We are introduced to the villain straight up – Scaramanga, the man with the Golden Gun, a crack shot assassin, is also the man with a third nipple. Although he’s intially depicted as creepy, he changes and becomes very social and chatty at the end of the film. He genuinely seems excited to have the chance to spend some time with Bond. He wants approval from his peer. He wants to be like Bond. He wants Bond to like him. Alas, this meeting of minds was never meant to be.

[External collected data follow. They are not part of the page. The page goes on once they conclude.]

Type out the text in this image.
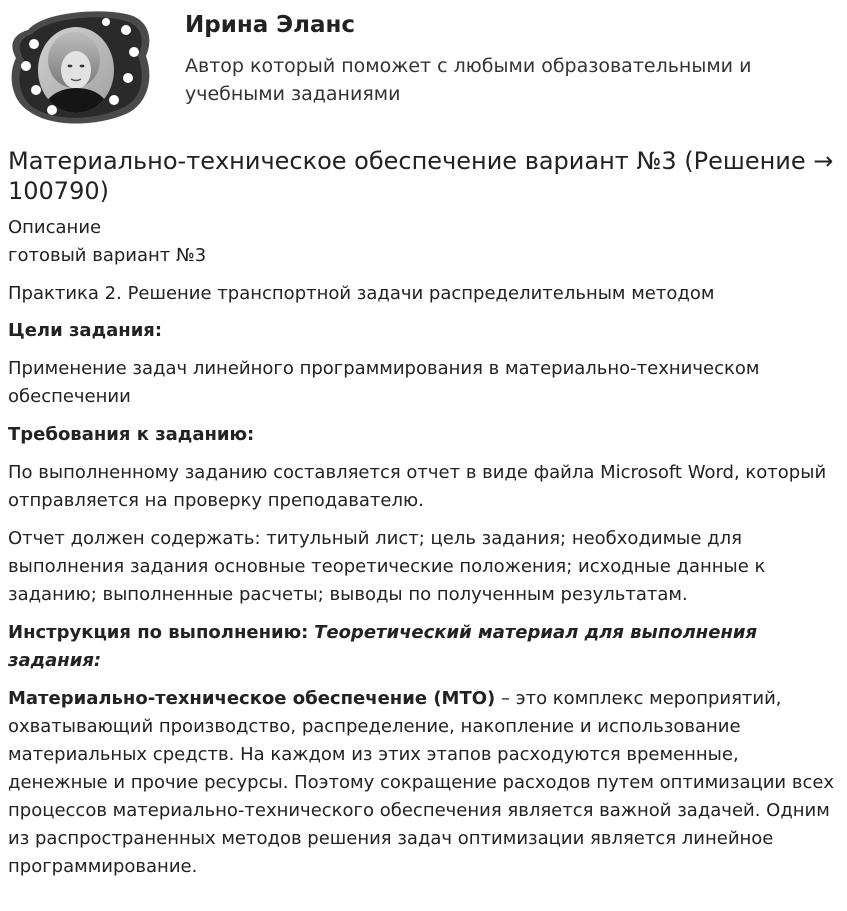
Ирина Эланс

Автор который поможет с любыми образовательными и учебными заданиями

Материально-техническое обеспечение вариант №3 (Решение → 100790)
Описание
готовый вариант №3

Практика 2. Решение транспортной задачи распределительным методом

Цели задания:

Применение задач линейного программирования в материально-техническом обеспечении

Требования к заданию:

По выполненному заданию составляется отчет в виде файла Microsoft Word, который отправляется на проверку преподавателю.

Отчет должен содержать: титульный лист; цель задания; необходимые для выполнения задания основные теоретические положения; исходные данные к заданию; выполненные расчеты; выводы по полученным результатам.

Инструкция по выполнению: Теоретический материал для выполнения задания:

Материально-техническое обеспечение (МТО) – это комплекс мероприятий, охватывающий производство, распределение, накопление и использование материальных средств. На каждом из этих этапов расходуются временные, денежные и прочие ресурсы. Поэтому сокращение расходов путем оптимизации всех процессов материально-технического обеспечения является важной задачей. Одним из распространенных методов решения задач оптимизации является линейное программирование.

Exotic locations – we visit Beirut (shot in the studio, so no exterior scenes of Beirut), Macau and Hong Kong, before finishing in Thailand. If the last film was blaxploitation, this film is using its locations to try and be a kung fu movie. (That said, one of the best scenes is when two teenage girls kick the hell out of gang of martial arts experts.) Oh, and why not make some Asian name jokes into the bargain? Like the wealthy Thai entrepreneur Hai Fat; the woman in the pool at Hai Fat’s villa, Chiu Mee; the Thai sparkling wine called Phuyuck. How did anyone think this was a good idea?
Bond balances between two women in this film – Scaramanga’s mistress, Andrea Anders; and his local assistant, Mary Goodnight, at one point pushing Goodnight into a cupboard in order to bed Anders. Anders joins the long trail of women who fall for Bond despite him having overstepped the line (in this case, breaking into her hotel room while she’s in the shower) and then slapped them. (Seriously, the repeated acts of women submitting to Bond after being slapped around is becoming nauseating).

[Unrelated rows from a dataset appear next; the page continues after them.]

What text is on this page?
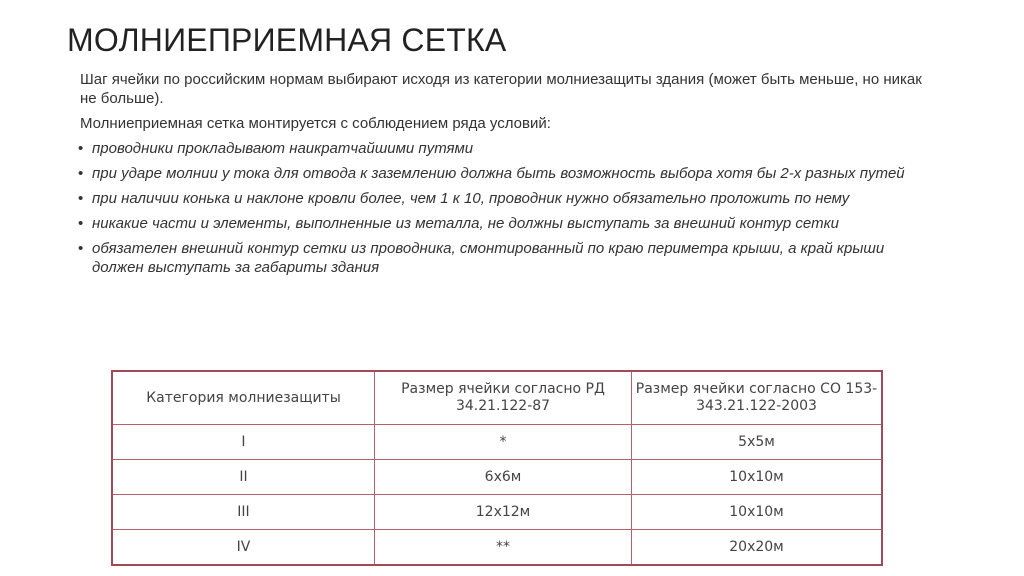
МОЛНИЕПРИЕМНАЯ СЕТКА

Шаг ячейки по российским нормам выбирают исходя из категории молниезащиты здания (может быть меньше, но никак не больше).

Молниеприемная сетка монтируется с соблюдением ряда условий:

• проводники прокладывают наикратчайшими путями
• при ударе молнии у тока для отвода к заземлению должна быть возможность выбора хотя бы 2-х разных путей
• при наличии конька и наклоне кровли более, чем 1 к 10, проводник нужно обязательно проложить по нему
• никакие части и элементы, выполненные из металла, не должны выступать за внешний контур сетки
• обязателен внешний контур сетки из проводника, смонтированный по краю периметра крыши, а край крыши должен выступать за габариты здания
Категория молниезащиты	Размер ячейки согласно РД 34.21.122-87	Размер ячейки согласно СО 153-343.21.122-2003
I	*	5х5м
II	6х6м	10х10м
III	12х12м	10х10м
IV	**	20х20м
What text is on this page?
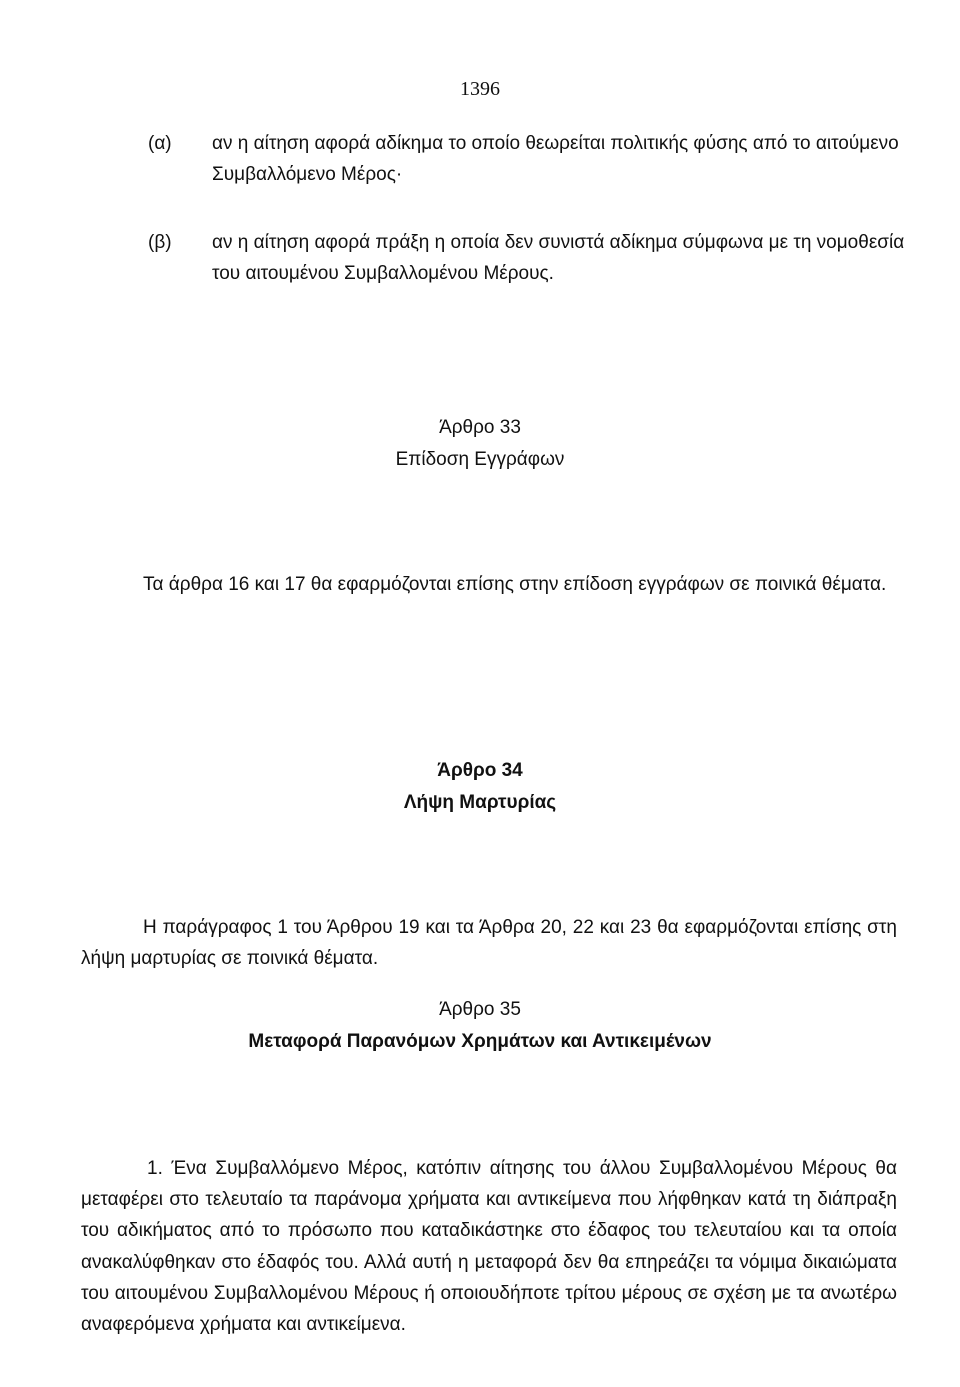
1396
(α) αν η αίτηση αφορά αδίκημα το οποίο θεωρείται πολιτικής φύσης από το αιτούμενο Συμβαλλόμενο Μέρος·
(β) αν η αίτηση αφορά πράξη η οποία δεν συνιστά αδίκημα σύμφωνα με τη νομοθεσία του αιτουμένου Συμβαλλομένου Μέρους.
Άρθρο 33
Επίδοση Εγγράφων
Τα άρθρα 16 και 17 θα εφαρμόζονται επίσης στην επίδοση εγγράφων σε ποινικά θέματα.
Άρθρο 34
Λήψη Μαρτυρίας
Η παράγραφος 1 του Άρθρου 19 και τα Άρθρα 20, 22 και 23 θα εφαρμόζονται επίσης στη λήψη μαρτυρίας σε ποινικά θέματα.
Άρθρο 35
Μεταφορά Παρανόμων Χρημάτων και Αντικειμένων
1. Ένα Συμβαλλόμενο Μέρος, κατόπιν αίτησης του άλλου Συμβαλλομένου Μέρους θα μεταφέρει στο τελευταίο τα παράνομα χρήματα και αντικείμενα που λήφθηκαν κατά τη διάπραξη του αδικήματος από το πρόσωπο που καταδικάστηκε στο έδαφος του τελευταίου και τα οποία ανακαλύφθηκαν στο έδαφός του. Αλλά αυτή η μεταφορά δεν θα επηρεάζει τα νόμιμα δικαιώματα του αιτουμένου Συμβαλλομένου Μέρους ή οποιουδήποτε τρίτου μέρους σε σχέση με τα ανωτέρω αναφερόμενα χρήματα και αντικείμενα.
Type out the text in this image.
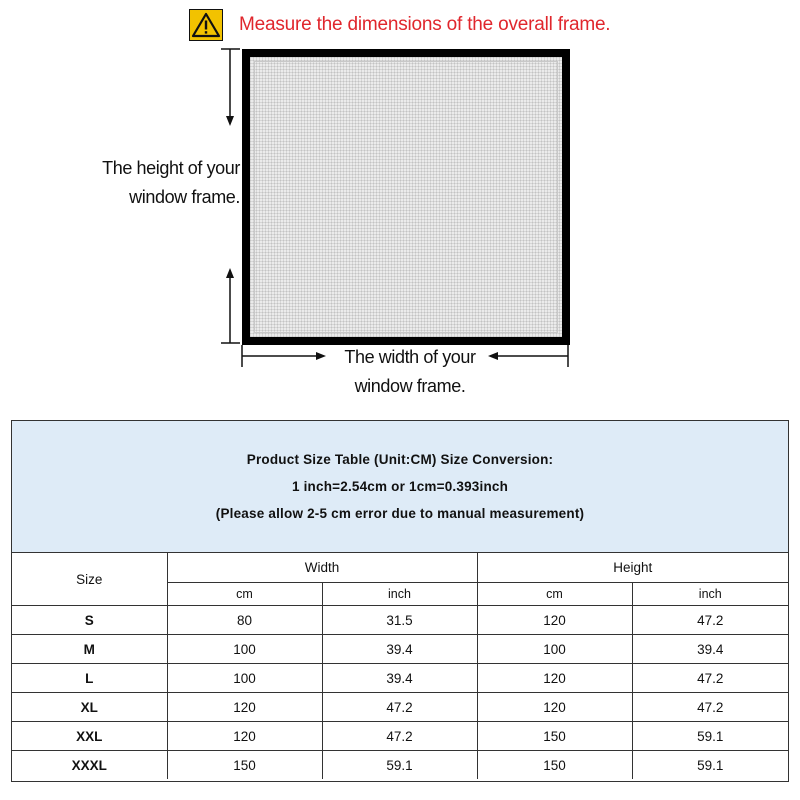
Measure the dimensions of the overall frame.
The height of your
window frame.
The width of your
window frame.
Product Size Table (Unit:CM) Size Conversion:
1 inch=2.54cm or 1cm=0.393inch
(Please allow 2-5 cm error due to manual measurement)
Size	Width		Height	
	cm	inch	cm	inch
S	80	31.5	120	47.2
M	100	39.4	100	39.4
L	100	39.4	120	47.2
XL	120	47.2	120	47.2
XXL	120	47.2	150	59.1
XXXL	150	59.1	150	59.1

This film has a famous stunt – the corkscrew car jump. This took all kinds of meticulous planning, including rebuilding the car so it was perfectly balanced. However in the film it is spoiled by the inclusion of the vile redneck sheriff from the previous film (what’s he even doing leaving the US?) and the most inappropriate use of a sound effect ever. Instead of appreciating the technical skills required in this jump, you’re left wondering, “Who thought that was a good idea?”
(*spoilers*) The villain’s plot is quite relevant still today. There is a new and highly efficient form of solar power technology that Scaramanga has obtained and intends to sell to the highest bidder. Bond observes that the oil producing nations would pay handsomely to keep this technology hidden. Scaramanga admits this idea had occurred to him too. This film was released at a time when there was an oil/energy crisis, so having access to an alternative source of energy would have been very appealing to many nations who couldn’t afford the high oil prices of the time.

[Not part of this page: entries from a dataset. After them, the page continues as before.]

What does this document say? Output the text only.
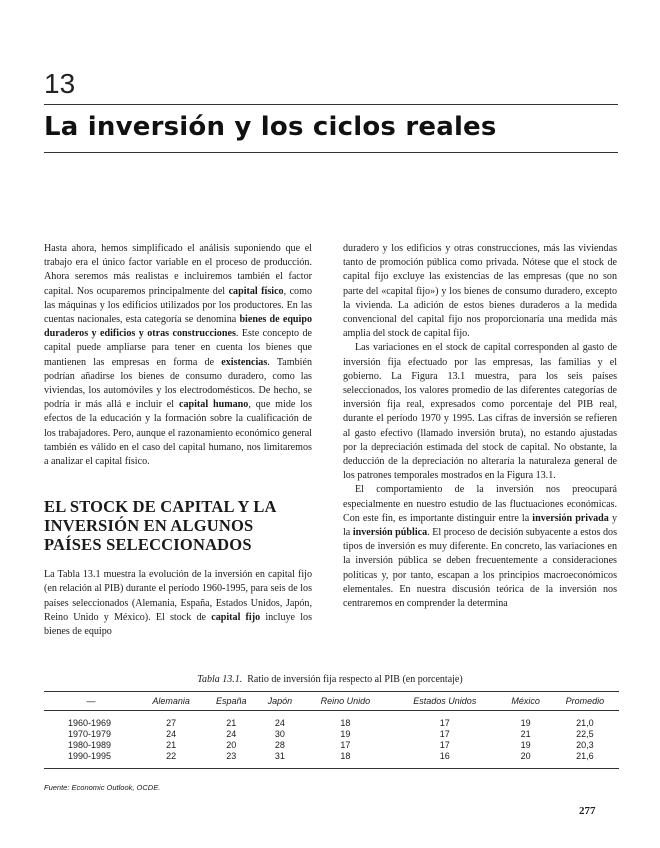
13
La inversión y los ciclos reales

Hasta ahora, hemos simplificado el análisis suponiendo que el trabajo era el único factor variable en el proceso de producción. Ahora seremos más realistas e incluiremos también el factor capital. Nos ocuparemos principalmente del capital físico, como las máquinas y los edificios utilizados por los productores. En las cuentas nacionales, esta categoría se denomina bienes de equipo duraderos y edificios y otras construcciones. Este concepto de capital puede ampliarse para tener en cuenta los bienes que mantienen las empresas en forma de existencias. También podrían añadirse los bienes de consumo duradero, como las viviendas, los automóviles y los electrodomésticos. De hecho, se podría ir más allá e incluir el capital humano, que mide los efectos de la educación y la formación sobre la cualificación de los trabajadores. Pero, aunque el razonamiento económico general también es válido en el caso del capital humano, nos limitaremos a analizar el capital físico.

EL STOCK DE CAPITAL Y LA INVERSIÓN EN ALGUNOS PAÍSES SELECCIONADOS

La Tabla 13.1 muestra la evolución de la inversión en capital fijo (en relación al PIB) durante el período 1960-1995, para seis de los países seleccionados (Alemania, España, Estados Unidos, Japón, Reino Unido y México). El stock de capital fijo incluye los bienes de equipo

duradero y los edificios y otras construcciones, más las viviendas tanto de promoción pública como privada. Nótese que el stock de capital fijo excluye las existencias de las empresas (que no son parte del «capital fijo») y los bienes de consumo duradero, excepto la vivienda. La adición de estos bienes duraderos a la medida convencional del capital fijo nos proporcionaría una medida más amplia del stock de capital fijo.

Las variaciones en el stock de capital corresponden al gasto de inversión fija efectuado por las empresas, las familias y el gobierno. La Figura 13.1 muestra, para los seis países seleccionados, los valores promedio de las diferentes categorías de inversión fija real, expresados como porcentaje del PIB real, durante el período 1970 y 1995. Las cifras de inversión se refieren al gasto efectivo (llamado inversión bruta), no estando ajustadas por la depreciación estimada del stock de capital. No obstante, la deducción de la depreciación no alteraría la naturaleza general de los patrones temporales mostrados en la Figura 13.1.

El comportamiento de la inversión nos preocupará especialmente en nuestro estudio de las fluctuaciones económicas. Con este fin, es importante distinguir entre la inversión privada y la inversión pública. El proceso de decisión subyacente a estos dos tipos de inversión es muy diferente. En concreto, las variaciones en la inversión pública se deben frecuentemente a consideraciones políticas y, por tanto, escapan a los principios macroeconómicos elementales. En nuestra discusión teórica de la inversión nos centraremos en comprender la determina

Tabla 13.1. Ratio de inversión fija respecto al PIB (en porcentaje)
—	Alemania	España	Japón	Reino Unido	Estados Unidos	México	Promedio
1960-1969	27	21	24	18	17	19	21,0
1970-1979	24	24	30	19	17	21	22,5
1980-1989	21	20	28	17	17	19	20,3
1990-1995	22	23	31	18	16	20	21,6
Fuente: Economic Outlook, OCDE.
277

You realise that while Connery and Lazenby had the occasional witty line, they both had the grim physicality that you would expect of a man who has been trained to kill. Moore, I’m afraid, relies more on rapier-like wit than physical strength. You couldn’t imagine him enduring a long big punch up and perhaps his films suffered a bit as a result. The films had to rely more on gadgets and one-liners instead of acts of physical violence (not that I’m advocating films that are heavy on physical violence). Roger Moore is just too pretty for that kind of thing.
Film epilogue: I think Mary Goodnight never quite overcomes her clumsy enthusiasm for her work and after another near miss, it’s made clear she should leave the company. She moves to the country where she keeps horses, and turns her hand to writing, producing a successful series of spy novels featuring a female agent who regularly outwits her male counterparts.